Sure enough, he was down at the Siege of Savannah and was wounded in the leg and they had to remove his leg to save his life. He took his leg and put it in a container of alcohol and shipped it to the old girls. I believe that Colonel Warren got even. They got their wish. He was quite a character.

We have some modern characters buried here. We have Peter Manigault, a great newspaper man and comes from an old Huguenot family. He and his son Pierre have been great stewards of the land that surround Brick Church and more land that's on the Santee. For generations and generations they seem to have [children] who feel the same way about protecting the land in this particular region. We were lucky to have the Manigaults in our community.

Most of the land surrounding the Brick Church today is protected land in some kind of conservation easement so it'll never be built on. The 100 acres directly across from the front of the church was purchased by the Village Museum and later deeded to the Brick Church Restoration Committee to protect the viewscape of our church.

It will always be the same view. If you stand at the front door of this church 100 years from now you'll still be looking at pine trees and not developed land. That was the goal of the purchase and in the conservation of the land that surrounds the church. Most of the land from the Santee all the way down the Old Georgetown Road that runs in front of the church is protected in some fashion today. It'll always be what you see today.
The road itself, the King's Highway as it was better known, is today called the Old Georgetown Road, but at one time it was the King's Post Road, the mail went up and down this road. Any man or woman high or low in station used this road, whether you walked or you rode in the finest carriage. That's the road that took you from Charleston to all the northern cities. That's the road that took everybody from up north to Charleston, the great city of the south.

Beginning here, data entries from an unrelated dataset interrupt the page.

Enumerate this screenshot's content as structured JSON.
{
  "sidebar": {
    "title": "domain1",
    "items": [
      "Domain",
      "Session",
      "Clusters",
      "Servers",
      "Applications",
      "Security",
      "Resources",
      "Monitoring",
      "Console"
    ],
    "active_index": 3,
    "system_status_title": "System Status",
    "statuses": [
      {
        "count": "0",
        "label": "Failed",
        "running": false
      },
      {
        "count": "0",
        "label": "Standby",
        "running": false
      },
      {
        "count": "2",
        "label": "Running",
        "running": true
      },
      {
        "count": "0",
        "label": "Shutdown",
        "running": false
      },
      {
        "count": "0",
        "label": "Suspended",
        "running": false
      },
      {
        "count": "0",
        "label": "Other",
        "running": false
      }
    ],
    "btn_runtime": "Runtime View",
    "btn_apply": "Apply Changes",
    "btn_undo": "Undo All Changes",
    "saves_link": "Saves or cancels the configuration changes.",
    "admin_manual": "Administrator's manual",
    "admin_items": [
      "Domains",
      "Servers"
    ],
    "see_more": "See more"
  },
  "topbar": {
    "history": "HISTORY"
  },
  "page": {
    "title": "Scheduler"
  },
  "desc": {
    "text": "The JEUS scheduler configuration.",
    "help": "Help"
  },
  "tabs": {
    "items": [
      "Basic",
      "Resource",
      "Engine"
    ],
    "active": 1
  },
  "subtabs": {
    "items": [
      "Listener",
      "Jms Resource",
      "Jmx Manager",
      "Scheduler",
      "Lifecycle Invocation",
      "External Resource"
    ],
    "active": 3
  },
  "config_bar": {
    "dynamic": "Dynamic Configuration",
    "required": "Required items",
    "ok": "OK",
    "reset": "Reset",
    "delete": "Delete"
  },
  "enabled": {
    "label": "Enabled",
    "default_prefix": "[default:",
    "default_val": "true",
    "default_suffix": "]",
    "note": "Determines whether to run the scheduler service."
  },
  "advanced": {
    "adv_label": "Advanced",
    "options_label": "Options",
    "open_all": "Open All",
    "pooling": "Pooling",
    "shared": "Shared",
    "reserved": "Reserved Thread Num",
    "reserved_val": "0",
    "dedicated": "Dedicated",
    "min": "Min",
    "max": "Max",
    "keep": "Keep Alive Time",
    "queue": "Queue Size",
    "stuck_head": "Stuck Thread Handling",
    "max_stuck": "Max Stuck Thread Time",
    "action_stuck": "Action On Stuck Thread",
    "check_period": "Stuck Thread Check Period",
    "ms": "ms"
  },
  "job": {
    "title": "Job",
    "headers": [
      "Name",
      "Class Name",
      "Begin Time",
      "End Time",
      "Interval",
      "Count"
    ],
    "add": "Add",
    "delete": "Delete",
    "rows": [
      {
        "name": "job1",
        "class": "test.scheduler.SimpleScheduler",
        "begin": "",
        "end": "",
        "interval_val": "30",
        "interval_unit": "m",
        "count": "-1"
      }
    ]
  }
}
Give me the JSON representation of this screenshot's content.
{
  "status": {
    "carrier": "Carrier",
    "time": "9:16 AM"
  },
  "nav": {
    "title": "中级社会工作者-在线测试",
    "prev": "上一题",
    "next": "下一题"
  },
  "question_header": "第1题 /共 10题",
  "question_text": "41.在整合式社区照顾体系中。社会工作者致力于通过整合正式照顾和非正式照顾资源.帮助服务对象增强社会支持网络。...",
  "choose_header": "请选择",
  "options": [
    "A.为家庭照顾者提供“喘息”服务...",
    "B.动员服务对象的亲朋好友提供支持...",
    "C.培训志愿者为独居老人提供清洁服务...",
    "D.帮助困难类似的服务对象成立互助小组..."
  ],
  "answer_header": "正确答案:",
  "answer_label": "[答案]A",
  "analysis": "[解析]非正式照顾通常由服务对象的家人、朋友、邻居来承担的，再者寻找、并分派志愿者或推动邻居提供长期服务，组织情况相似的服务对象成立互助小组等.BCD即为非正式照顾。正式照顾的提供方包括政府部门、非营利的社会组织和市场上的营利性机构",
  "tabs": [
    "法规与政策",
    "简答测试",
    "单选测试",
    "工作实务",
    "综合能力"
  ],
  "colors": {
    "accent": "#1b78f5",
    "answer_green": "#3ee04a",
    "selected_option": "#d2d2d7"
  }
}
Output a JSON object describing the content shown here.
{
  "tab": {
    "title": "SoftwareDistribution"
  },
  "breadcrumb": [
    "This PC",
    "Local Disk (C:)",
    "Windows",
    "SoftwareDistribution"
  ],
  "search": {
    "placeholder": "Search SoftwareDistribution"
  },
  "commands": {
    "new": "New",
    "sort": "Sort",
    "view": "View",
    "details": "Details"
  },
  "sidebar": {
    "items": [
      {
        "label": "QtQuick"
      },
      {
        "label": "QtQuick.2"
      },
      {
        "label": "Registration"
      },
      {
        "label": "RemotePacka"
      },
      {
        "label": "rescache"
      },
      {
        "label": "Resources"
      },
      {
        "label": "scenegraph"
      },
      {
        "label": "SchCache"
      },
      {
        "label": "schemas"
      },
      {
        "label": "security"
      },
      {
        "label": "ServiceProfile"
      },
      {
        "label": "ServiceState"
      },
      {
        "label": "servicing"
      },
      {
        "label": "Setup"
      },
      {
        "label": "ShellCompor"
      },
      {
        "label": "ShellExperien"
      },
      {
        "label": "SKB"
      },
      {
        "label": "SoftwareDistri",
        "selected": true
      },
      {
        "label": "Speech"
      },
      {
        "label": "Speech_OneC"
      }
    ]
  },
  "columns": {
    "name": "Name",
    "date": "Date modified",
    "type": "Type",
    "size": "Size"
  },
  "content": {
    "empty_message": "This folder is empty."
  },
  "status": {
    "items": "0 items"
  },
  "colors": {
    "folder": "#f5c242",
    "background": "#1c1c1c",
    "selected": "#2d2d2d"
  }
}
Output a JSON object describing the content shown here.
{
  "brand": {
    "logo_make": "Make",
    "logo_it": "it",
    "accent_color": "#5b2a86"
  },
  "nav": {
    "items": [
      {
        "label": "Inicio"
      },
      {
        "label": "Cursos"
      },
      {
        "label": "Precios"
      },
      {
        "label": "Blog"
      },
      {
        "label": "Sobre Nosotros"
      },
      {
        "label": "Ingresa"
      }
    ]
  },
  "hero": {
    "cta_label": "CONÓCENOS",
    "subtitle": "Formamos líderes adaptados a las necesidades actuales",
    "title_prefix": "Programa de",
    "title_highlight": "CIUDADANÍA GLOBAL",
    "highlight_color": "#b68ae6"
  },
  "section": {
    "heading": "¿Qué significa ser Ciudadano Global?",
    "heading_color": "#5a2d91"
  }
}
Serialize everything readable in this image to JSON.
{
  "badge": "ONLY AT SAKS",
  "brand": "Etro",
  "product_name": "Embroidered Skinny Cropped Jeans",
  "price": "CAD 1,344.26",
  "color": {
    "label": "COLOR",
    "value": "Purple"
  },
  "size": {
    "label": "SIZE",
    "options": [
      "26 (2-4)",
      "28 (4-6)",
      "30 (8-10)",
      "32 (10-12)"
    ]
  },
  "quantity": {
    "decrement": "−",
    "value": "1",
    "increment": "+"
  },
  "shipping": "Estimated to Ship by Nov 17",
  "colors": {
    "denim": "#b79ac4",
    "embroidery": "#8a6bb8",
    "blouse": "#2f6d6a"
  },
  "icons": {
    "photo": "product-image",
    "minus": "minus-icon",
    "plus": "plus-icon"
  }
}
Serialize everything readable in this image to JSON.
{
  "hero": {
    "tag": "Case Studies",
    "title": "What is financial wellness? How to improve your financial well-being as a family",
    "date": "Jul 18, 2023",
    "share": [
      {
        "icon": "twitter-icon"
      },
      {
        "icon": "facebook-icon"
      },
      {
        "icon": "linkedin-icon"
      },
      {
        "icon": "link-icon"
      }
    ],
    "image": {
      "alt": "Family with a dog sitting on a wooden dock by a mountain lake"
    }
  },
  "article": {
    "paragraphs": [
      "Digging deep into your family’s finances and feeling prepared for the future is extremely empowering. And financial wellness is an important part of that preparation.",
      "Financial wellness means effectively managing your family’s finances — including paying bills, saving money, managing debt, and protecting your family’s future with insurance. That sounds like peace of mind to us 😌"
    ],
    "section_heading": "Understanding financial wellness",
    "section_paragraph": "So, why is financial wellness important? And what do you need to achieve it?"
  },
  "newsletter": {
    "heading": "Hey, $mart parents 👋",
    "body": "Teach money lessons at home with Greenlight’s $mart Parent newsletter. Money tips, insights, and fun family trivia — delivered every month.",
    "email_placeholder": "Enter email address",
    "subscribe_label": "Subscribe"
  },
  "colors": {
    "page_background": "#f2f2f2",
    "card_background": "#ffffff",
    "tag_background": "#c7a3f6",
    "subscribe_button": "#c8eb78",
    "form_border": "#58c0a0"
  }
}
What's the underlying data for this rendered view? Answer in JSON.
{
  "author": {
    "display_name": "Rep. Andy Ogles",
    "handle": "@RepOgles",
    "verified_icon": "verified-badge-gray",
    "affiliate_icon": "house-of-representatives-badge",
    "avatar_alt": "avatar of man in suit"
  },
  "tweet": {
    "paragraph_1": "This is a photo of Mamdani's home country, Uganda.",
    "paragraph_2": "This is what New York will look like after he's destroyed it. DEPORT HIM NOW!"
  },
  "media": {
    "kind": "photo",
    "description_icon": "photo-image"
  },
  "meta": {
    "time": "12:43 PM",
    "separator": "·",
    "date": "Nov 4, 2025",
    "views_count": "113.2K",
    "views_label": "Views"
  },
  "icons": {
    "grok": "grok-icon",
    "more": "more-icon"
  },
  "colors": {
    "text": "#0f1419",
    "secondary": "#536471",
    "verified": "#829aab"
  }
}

Everybody has used the road and today it's on the National Register as is the building itself. Both are protected forever.  We can't do anything to the road or to the church that would harm its present condition. That's a good thing that we protect it.   Today, the continuing congregation of St. James-Santee Parish Episcopal Church has stewardship of the building and is strongly supported by the Brick Church Restoration Committee – a non-profit. 

Even though St. James-Santee Church in McClellanville has stewardship of the building and Charleston County has stewardship of the King's Highway, we are just that. We're stewards. We are the people that have been selected to take care of this historic church building and the King's Highway. 

If we all can work together and do some intelligent preservation and protection of the land that surrounds the church, the church will have a great history to come. And, it’s not all just in the past because it still serves the community. Brick Church is the one building in the parish and in this end of Charleston County that unites us all.   Granted there are parts of the history with both good and bad sides, but the church building roots us all. 

Families who have been here for generations and generations still consider this their mother church. It doesn't matter whether you go to the Presbyterian, Baptist, Methodist or Episcopal church or if you are like me, you don’t go as often as you should.. You still can feel the same about this church  building when you go in there.
I have watched many people visit the church from somewhere else. The thing they comment on the most is how it makes them feel -  How they feel when they sit in those pews. It's still a sacred place.